К ее протяжным: «Ааааа…оуоууу…ебт…да! Еби! Еби! Еби!», очень гармонично добавлялся вой озабоченного кобеля, этажом выше.
-Бездуховные твари, -пробурчал озабоченный духовностью Василий. В его испитом мозгу не укладывалось, как можно трахаться с утра, предварительно не опохмелившись. О том, что можно жить не опохмеляясь, с ним лучше было вообще не заговаривать. Не верил. И мог дать в морду. За святотатство, так сказать.
Меж тем, суровая реальность в виде головной боли и прилипшего к небу языка, брала свое.
-Тятя, тятя! Тебе наша кошка на голову насрала!
И смеются, черти полосатые.
-А ну-ка, поймайте мне эту гулящую манду. Ща я ей сам на голову насру.
Отроки смеялись от души. Они любили тонкий отцовский юмор. Но кошку, на всякий случай, поймали. Потому что знали – шутки с батей плохи. Не поймают кошку, может и им на головы насрать. Ионыч был такой. Способный человек.

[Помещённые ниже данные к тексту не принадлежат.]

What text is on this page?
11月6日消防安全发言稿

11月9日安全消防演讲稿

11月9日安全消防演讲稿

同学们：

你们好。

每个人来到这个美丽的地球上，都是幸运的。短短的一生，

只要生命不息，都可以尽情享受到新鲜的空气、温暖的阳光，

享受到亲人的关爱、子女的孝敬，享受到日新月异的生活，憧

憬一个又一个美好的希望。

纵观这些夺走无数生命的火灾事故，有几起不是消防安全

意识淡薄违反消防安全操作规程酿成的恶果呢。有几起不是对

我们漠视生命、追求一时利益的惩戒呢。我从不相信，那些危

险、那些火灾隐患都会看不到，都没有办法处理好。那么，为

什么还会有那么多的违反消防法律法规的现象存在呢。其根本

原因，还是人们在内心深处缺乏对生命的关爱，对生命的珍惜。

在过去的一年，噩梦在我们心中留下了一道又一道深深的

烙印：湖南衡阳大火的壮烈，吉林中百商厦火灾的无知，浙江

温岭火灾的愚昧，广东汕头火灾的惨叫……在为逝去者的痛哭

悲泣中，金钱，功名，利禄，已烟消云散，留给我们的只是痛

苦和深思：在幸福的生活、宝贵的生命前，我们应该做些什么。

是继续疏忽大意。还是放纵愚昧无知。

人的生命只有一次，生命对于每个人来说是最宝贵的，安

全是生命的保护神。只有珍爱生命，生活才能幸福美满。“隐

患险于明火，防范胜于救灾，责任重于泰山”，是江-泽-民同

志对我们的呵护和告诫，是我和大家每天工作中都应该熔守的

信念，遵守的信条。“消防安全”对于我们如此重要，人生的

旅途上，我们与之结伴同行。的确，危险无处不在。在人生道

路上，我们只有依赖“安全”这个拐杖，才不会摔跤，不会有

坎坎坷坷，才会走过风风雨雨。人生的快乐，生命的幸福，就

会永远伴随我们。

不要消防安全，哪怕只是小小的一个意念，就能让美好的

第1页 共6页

Опохмелившись двумя бутылками теплого пива «Жигулевское», он опять сблевал, чем вызвал неподдельный восторгу своих детей. И тут Ионыча озарило. Дальше так решительно не могло продолжаться. Скрип пружин, охи, вой треклятого пса и безудержное веселье спиногрызов, плюс изрядная взбучка от благоверной супруги – все это в мозгу Василия отозвалось тупой безысходностью и глубокой потребностью в высоком. Прям здесь и прямо сейчас. И тогда он решился. Для начала заперся в детской и не открывал ни под каким предлогом. Клавдию ласково величал «сукой помойной», правда только через дверь.
-Болта вам, телепузики хреновы!
Так он реагировал на просьбы детей выдать им хотя бы игрушки: потертого, с дыркой в промежности, плюшевого медведя, трех красноармейцев красного цвета, стопку замусоленных вкладышей и кусок деревяшки, который, в зависимости от обстоятельств, был посохом, винтовкой, мечом и просто хренью. Вася был неумолим.
Целый день он просидел над столом, слюнявя разноцветные карандаши и неистово малюя ими нечто в детском альбоме. Сюжеты картин (не больше и не меньше) были самыми разнообразными. Тут была и продавщица Соня, что работала в гастрономе на углу и была непревзойденным мастером в делах обвеса, обсчета и недолива. В общем, та еще сука была.
Были здесь и его товарищи, с которыми Василий регулярно занимался мониторингом водки. Именно так, а не иначе, Шепелявин и компания называли процесс потребления алкоголя. Больно уж им нравилось невесть где услышанное слово – мониторинг.
Была и жена, Клавдия Сергеевна. Она представала в несколько неожиданном свете, а именно – обблеванная и вся в детях. А своим шедевром Василий Ионович считал автопортрет. Вот уж где сказалась дремавшая долгие годы гениальность.
Увы, сказка не могла продолжаться вечно. Пока Ионович воспевал в себе Ван Гога, хитрая и коварная супруга пришла к выводу, что дверь нужно ломать. Что успешно и сделала. Увидев мужа над грудой шедевров изобразительно искусства, она прокричала:
-Сублимируешь, обмудок несчастный?! И немедленно уебала его неизменной сковородкой. Когда Вася пришел в себя, все было кончено. Кошка обосрала все рисунки, что, конечно, придало им определенного колорита, но абсолютно лишило изначальной ценности.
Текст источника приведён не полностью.